BRUCE LOVE: So with the gifting, that's over the course of a lifetime, I guess. So you need to really make sure that you're keeping track of that, is that right?
BETH KAUFMAN: Yes, you do. So the exemption applies to your lifetime gifts. And whatever you don't use during a lifetime remains to be used at death.
BRUCE LOVE: OK. And what are you telling advisors to do with their clients at the moment, as far as should they be looking at lawyers to redo wills, or just keep an eye on things?
BETH KAUFMAN: Well, there's certainly some planning that we used to do to take advantage of lower exemptions that isn't necessary anymore. And to the extent the some clients prefer not to have trusts if they don't need them, there are some estate plans that should be redone.
But in addition to that, and we haven't really touched yet on the higher net worth people, there are still a good number of people who require planning from an estate tax perspective. There are many states that still impose an estate tax that can be planned for. And so there remain a lot of issues that we can address through estate planning.
BRUCE LOVE: So what are the issues that come into play for ultra high net worth individuals?
BETH KAUFMAN: The issue is always trying to reduce estate tax. And we have many ways of doing that, some of which involve making gifts early and often. But one thing you need to look out for when you're making lifetime gifts is are you trading off a capital gains tax for an estate tax? And so it's an important part of the analysis to see what is the basis in the asset that I'm thinking of gifting, and is it really a good deal to get it out of my estate early, if that means foregoing a step up in basis?

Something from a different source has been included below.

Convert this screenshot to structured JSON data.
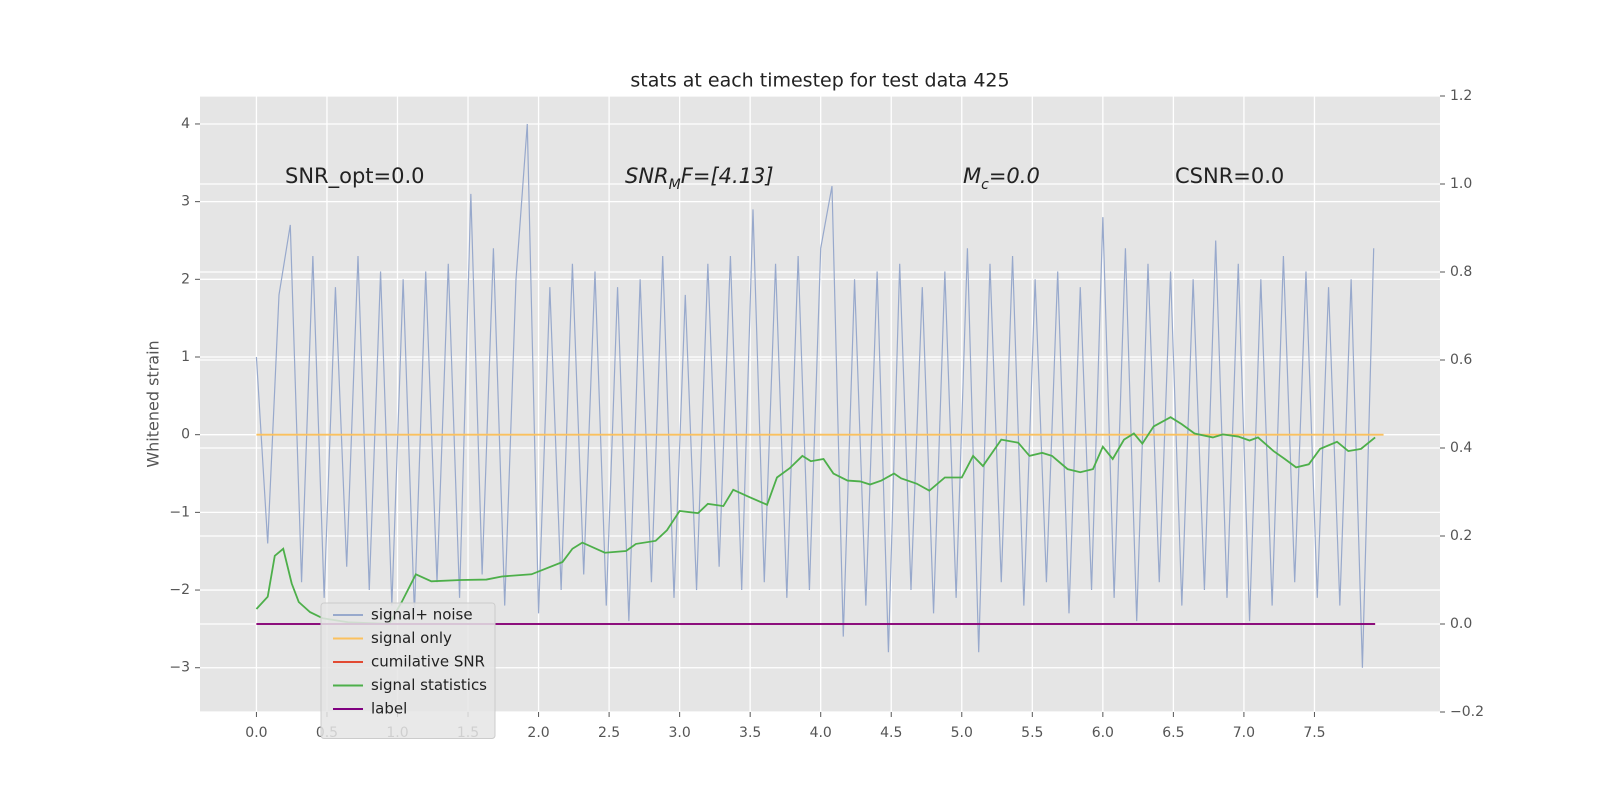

And then there's some techniques that we use that leverage the exemption, such as grantor retained annuity trusts and sales to grantor trusts and the like that allow you to leverage the exemption and get more assets out of the estate for your exemption dollar.
BRUCE LOVE: Are they hard for financial advisors to come to grips with, these sorts of differentiations? I guess they need to work closely with their estate and trust lawyers.
BETH KAUFMAN: You really need a team. And a nice team would be the financial advisor, the CPA, and the estate lawyer.
BRUCE LOVE: And do you think they should be working together just around tax time, or should they be talking during the year?
BETH KAUFMAN: Ideally, it's nice if you can get the client to hold an annual meeting with the three advisors at the table. And you can go over the current circumstances, see where they are in terms of how much exemption they've used up, and make plans for the coming year.